Jay Roach è conosciuto soprattutto per i suoi film comico-demenziali come Meet the parents e Austin Powers. Questa volta ha deciso di confrontarsi con un tema spinoso, quello delle liste di proscrizione che colpirono tanti artisti di Hollywood, tra gli anni ’40 e ’50, accusati di essere simpatizzanti degli ideali comunisti se non addirittura di costituire e rafforzare le attività di un presunto partito comunista negli Stati Uniti. Roach ci parla di Dalton Trumbo, famoso sceneggiatore che fu colpito da questo sospetto e messo all’indice.

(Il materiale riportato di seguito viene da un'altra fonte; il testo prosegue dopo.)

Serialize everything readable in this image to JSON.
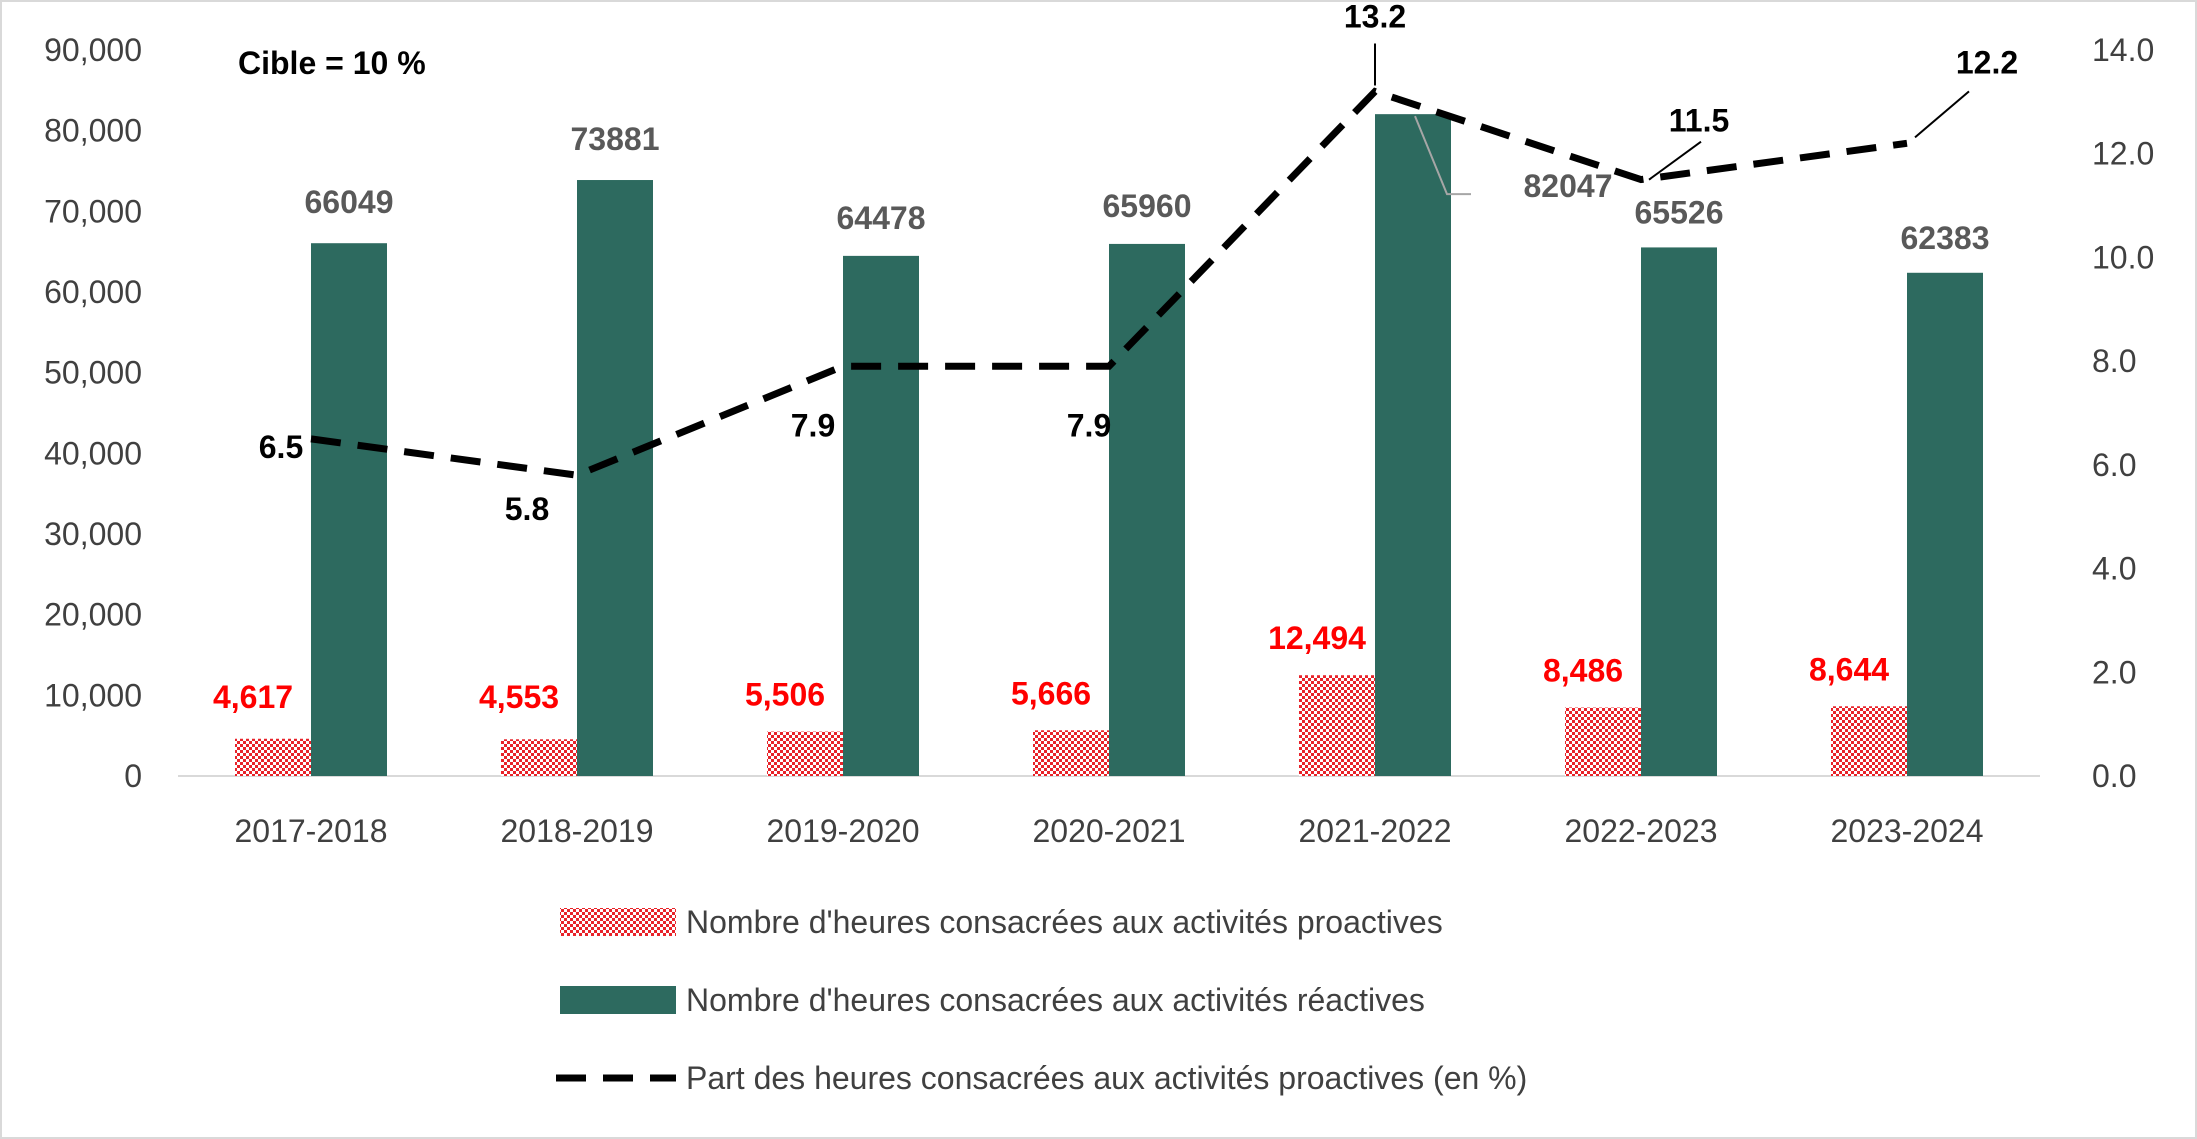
{
  "chart_data": {
    "type": "bar",
    "annotation": "Cible = 10 %",
    "categories": [
      "2017-2018",
      "2018-2019",
      "2019-2020",
      "2020-2021",
      "2021-2022",
      "2022-2023",
      "2023-2024"
    ],
    "y_left": {
      "ylim": [
        0,
        90000
      ],
      "ticks": [
        "0",
        "10,000",
        "20,000",
        "30,000",
        "40,000",
        "50,000",
        "60,000",
        "70,000",
        "80,000",
        "90,000"
      ]
    },
    "y_right": {
      "ylim": [
        0,
        14
      ],
      "ticks": [
        "0.0",
        "2.0",
        "4.0",
        "6.0",
        "8.0",
        "10.0",
        "12.0",
        "14.0"
      ]
    },
    "series": [
      {
        "name": "Nombre d'heures consacrées aux activités proactives",
        "type": "bar",
        "axis": "left",
        "color": "#e8232a",
        "pattern": "checker",
        "values": [
          4617,
          4553,
          5506,
          5666,
          12494,
          8486,
          8644
        ],
        "labels": [
          "4,617",
          "4,553",
          "5,506",
          "5,666",
          "12,494",
          "8,486",
          "8,644"
        ],
        "label_color": "#ff0000"
      },
      {
        "name": "Nombre d'heures consacrées aux activités réactives",
        "type": "bar",
        "axis": "left",
        "color": "#2d6a5f",
        "values": [
          66049,
          73881,
          64478,
          65960,
          82047,
          65526,
          62383
        ],
        "labels": [
          "66049",
          "73881",
          "64478",
          "65960",
          "82047",
          "65526",
          "62383"
        ],
        "label_color": "#595959"
      },
      {
        "name": "Part des heures consacrées aux activités proactives (en %)",
        "type": "line",
        "axis": "right",
        "color": "#000000",
        "dash": true,
        "values": [
          6.5,
          5.8,
          7.9,
          7.9,
          13.2,
          11.5,
          12.2
        ],
        "labels": [
          "6.5",
          "5.8",
          "7.9",
          "7.9",
          "13.2",
          "11.5",
          "12.2"
        ],
        "label_color": "#000000"
      }
    ],
    "legend_position": "bottom",
    "grid": false
  }
}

Trumbo non è un biopic tradizionale. Non incentra tutta la sua narrazione sulle improvvise avversità che lo scrittore si trova ad affrontare. Piuttosto tenta, riuscendoci a tratti, di ricreare l’atmosfera di un epoca d’oro che in un breve lasso di tempo si fa cupa, colma di sospetti, di livori e di caccia alle streghe. Ottimo il cast, da Brian Creston nei panni di Trumbo a Elle Fanning, da Diane Lane ad Helen Mirren. Ne risentiremo parlare quando verranno annunciate le candidature all’Oscar.

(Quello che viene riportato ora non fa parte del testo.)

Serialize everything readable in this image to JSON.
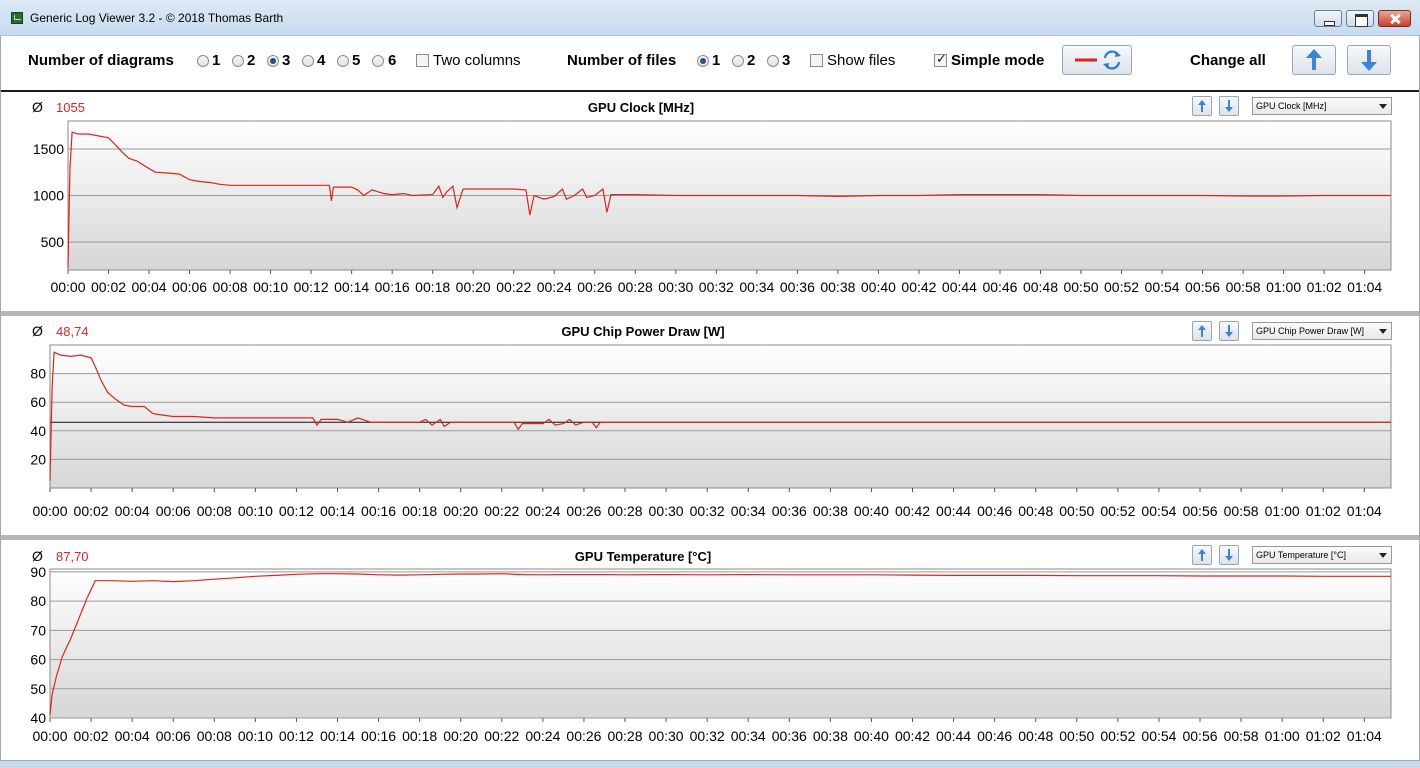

Tra i tanti film asiatici presentati in questa 40ª edizione del Festival di Toronto, molti erano ripresi dal programma di Cannes, dall'ultimo film di Naomi Kawase a Jia Zhang-ke, da Hou Hsiao-hsien a Hirokazu Koreeda. Una delle anteprime mondiali più attese era, però, il film a episodi Hong Kong trilogy di Christopher Doyle. Un trittico che circolerà nei festival di tutto il mondo per mesi grazie al nome del suo regista che, come noto, è uno dei più famosi e celebrati direttori della fotografia del mondo.
C'è chi ritiene che il film non sia riuscito, in particolare nelle parti più intimiste, quelle con al centro i bambini, le loro voci, le loro impressioni. Ma noi non siamo d'accordo. La m.d.p. di Doyle si trova a suo agio tra le strade di Hong Kong, nelle scuole, nei tunnel, che possono ricordare alcune sequenze dei film di Wong Kar-way. Non è mai semplice mettere al centro di un film i bambini. Il rischio è quello di avere uno sguardo compiacente o ricattatorio e non sempre si riesce ad avere la leggerezza di tocco di un Kore-eda. Eppure, nonostante l’approssimazione di alcuni momenti (in particolare il modo in cui viene raccontata la rivolta degli studenti contro il governo cinese per ottenere una vera democrazia), Hong Kong trilogy conferma Doyle come un maestro dell’immagine, un cinematographer più che un filmmaker, che riesce a restituire un ambiente, una situazione.